Phase 1 Trial of Stem Cells in Treating Bradykinesia to Open in US
A Phase 1 clinical trial evaluating umbilical cord-derived mesenchymal stem cells (MSCs) as a potential treatment of bradykinesia — slowness or difficulty with movement — in people with Parkinson’s disease is expected to soon open in the U.S.
“We have already received considerable interest from Parkinson’s patients who would like to participate in the trial and expect to fill enrollment in a relatively short time,” said Jeffrey Ervin, IMAC’s CEO. “We look forward to the opportunity to share the outcome from the trial in the coming year.”
Stem cells are able to continuously divide or renew, and differentiate into various types of cells. Because of these abilities, they have gained interest as potential treatments in a number of areas, including as a regenerative medicine for neurological disorders such as Parkinson’s.
MSCs are adults stem cells found in multiple tissues, such as umbilical cord, bone marrow, and fat. While the mechanisms that result in bradykinesia are poorly understood, an inflammatory component appears to be involved.
Because MSCs have documented anti-inflammatory properties, they may help in treating bradykinesia by modulating immune responses and lowering inflammation.
“This process began with the idea to apply stem cell treatment to Parkinson’s patients for whom physical therapy alone was not sufficient to provide restoration of movement and alleviation of pain,” Ervin said.
The open-label Phase 1 clinical trial (NCT04385056) will evaluate the safety and tolerability of umbilical cord-derived allogeneic mesenchymal stem cells in treating bradykinesia. Unlike autologous stem cells — those collected from a patient’s own tissues — allogeneic stem cells are derived from a healthy donor and used to replace a person’s diseased or damaged cells.

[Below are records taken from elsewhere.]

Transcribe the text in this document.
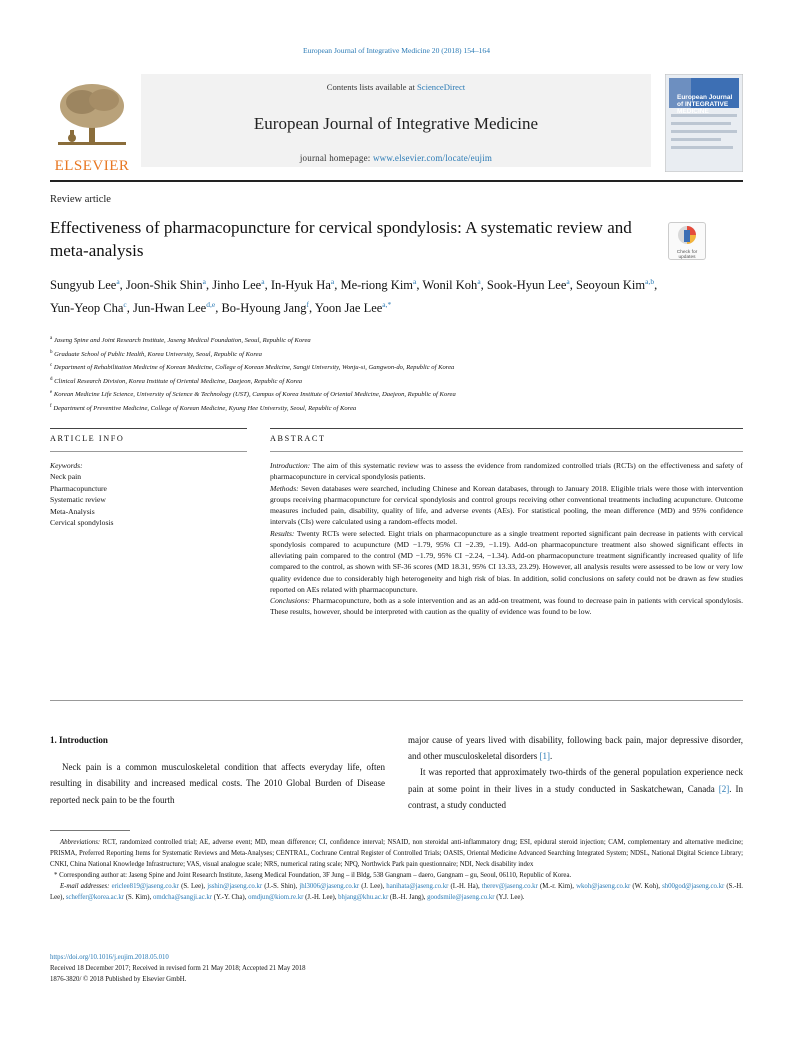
European Journal of Integrative Medicine 20 (2018) 154–164
ELSEVIER
Contents lists available at ScienceDirect
European Journal of Integrative Medicine
journal homepage: www.elsevier.com/locate/eujim
European Journal of INTEGRATIVE MEDICINE
Review article
Effectiveness of pharmacopuncture for cervical spondylosis: A systematic review and meta-analysis	Check for
updates
Sungyub Lee$^a$, Joon-Shik Shin$^a$, Jinho Lee$^a$, In-Hyuk Ha$^a$, Me-riong Kim$^a$, Wonil Koh$^a$, Sook-Hyun Lee$^a$, Seoyoun Kim$^{a,b}$, Yun-Yeop Cha$^c$, Jun-Hwan Lee$^{d,e}$, Bo-Hyoung Jang$^f$, Yoon Jae Lee$^{a,*}$
$^a$ Jaseng Spine and Joint Research Institute, Jaseng Medical Foundation, Seoul, Republic of Korea
$^b$ Graduate School of Public Health, Korea University, Seoul, Republic of Korea
$^c$ Department of Rehabilitation Medicine of Korean Medicine, College of Korean Medicine, Sangji University, Wonju-si, Gangwon-do, Republic of Korea
$^d$ Clinical Research Division, Korea Institute of Oriental Medicine, Daejeon, Republic of Korea
$^e$ Korean Medicine Life Science, University of Science & Technology (UST), Campus of Korea Institute of Oriental Medicine, Daejeon, Republic of Korea
$^f$ Department of Preventive Medicine, College of Korean Medicine, Kyung Hee University, Seoul, Republic of Korea
ARTICLE INFO	ABSTRACT
Keywords:
Neck pain
Pharmacopuncture
Systematic review
Meta-Analysis
Cervical spondylosis

Introduction: The aim of this systematic review was to assess the evidence from randomized controlled trials (RCTs) on the effectiveness and safety of pharmacopuncture in cervical spondylosis patients.

Methods: Seven databases were searched, including Chinese and Korean databases, through to January 2018. Eligible trials were those with intervention groups receiving pharmacopuncture for cervical spondylosis and control groups receiving other conventional treatments including acupuncture. Outcome measures included pain, disability, quality of life, and adverse events (AEs). For statistical pooling, the mean difference (MD) and 95% confidence intervals (CIs) were calculated using a random-effects model.

Results: Twenty RCTs were selected. Eight trials on pharmacopuncture as a single treatment reported significant pain decrease in patients with cervical spondylosis compared to acupuncture (MD −1.79, 95% CI −2.39, −1.19). Add-on pharmacopuncture treatment also showed significant effects in alleviating pain compared to the control (MD −1.79, 95% CI −2.24, −1.34). Add-on pharmacopuncture treatment significantly increased quality of life compared to the control, as shown with SF-36 scores (MD 18.31, 95% CI 13.33, 23.29). However, all analysis results were assessed to be low or very low quality evidence due to considerably high heterogeneity and high risk of bias. In addition, solid conclusions on safety could not be drawn as few studies reported on AEs related with pharmacopuncture.

Conclusions: Pharmacopuncture, both as a sole intervention and as an add-on treatment, was found to decrease pain in patients with cervical spondylosis. These results, however, should be interpreted with caution as the quality of evidence was found to be low.

1. Introduction

Neck pain is a common musculoskeletal condition that affects everyday life, often resulting in disability and increased medical costs. The 2010 Global Burden of Disease reported neck pain to be the fourth

major cause of years lived with disability, following back pain, major depressive disorder, and other musculoskeletal disorders [1].

It was reported that approximately two-thirds of the general population experience neck pain at some point in their lives in a study conducted in Saskatchewan, Canada [2]. In contrast, a study conducted

Abbreviations: RCT, randomized controlled trial; AE, adverse event; MD, mean difference; CI, confidence interval; NSAID, non steroidal anti-inflammatory drug; ESI, epidural steroid injection; CAM, complementary and alternative medicine; PRISMA, Preferred Reporting Items for Systematic Reviews and Meta-Analyses; CENTRAL, Cochrane Central Register of Controlled Trials; OASIS, Oriental Medicine Advanced Searching Integrated System; NDSL, National Digital Science Library; CNKI, China National Knowledge Infrastructure; VAS, visual analogue scale; NRS, numerical rating scale; NPQ, Northwick Park pain questionnaire; NDI, Neck disability index

* Corresponding author at: Jaseng Spine and Joint Research Institute, Jaseng Medical Foundation, 3F Jung – il Bldg, 538 Gangnam – daero, Gangnam – gu, Seoul, 06110, Republic of Korea.

E-mail addresses: ericlee819@jaseng.co.kr (S. Lee), jsshin@jaseng.co.kr (J.-S. Shin), jhl3006@jaseng.co.kr (J. Lee), hanihata@jaseng.co.kr (I.-H. Ha), therev@jaseng.co.kr (M.-r. Kim), wkoh@jaseng.co.kr (W. Koh), sh00god@jaseng.co.kr (S.-H. Lee), scheffer@korea.ac.kr (S. Kim), omdcha@sangji.ac.kr (Y.-Y. Cha), omdjun@kiom.re.kr (J.-H. Lee), bhjang@khu.ac.kr (B.-H. Jang), goodsmile@jaseng.co.kr (Y.J. Lee).

https://doi.org/10.1016/j.eujim.2018.05.010
Received 18 December 2017; Received in revised form 21 May 2018; Accepted 21 May 2018
1876-3820/ © 2018 Published by Elsevier GmbH.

It aims to recruit 15 adults, ages 55 or older, diagnosed both with Parkinson’s and with bradykinesia at least three months prior to initial screening for trial entry. Patients can be on a stable levodopa or other standard treatment dose.
Those enrolled will be randomly assigned to one of three dose groups — low, medium or high — and treated with a single intravenous (into the vein) infusion. All will then be followed for 12 months for evidence of safety, the trial’s main goal.
Recruitment is expected to open soon at three of IMAC’s clinical centers: Chesterfield, Missouri; Paducah, Kentucky; and Brentwood, Tennessee, the company announced in its release. Contact or site information is not yet available on the trial’s official document, but may later appear here.
It is expected to conclude by July 2022.
Overseeing this study will be The Institute of Regenerative and Cellular Medicine, acting as an independent investigational review board, while The Regenerative Outcomes Foundation will manage the study.
“This is a pivotal moment in the history of IMAC as it expands its business beyond that of its regenerative medicine, physical therapy and rehabilitation model and further pursues non-opioid, non-surgical, medical solutions for movement-restricting diseases,” Ervin said.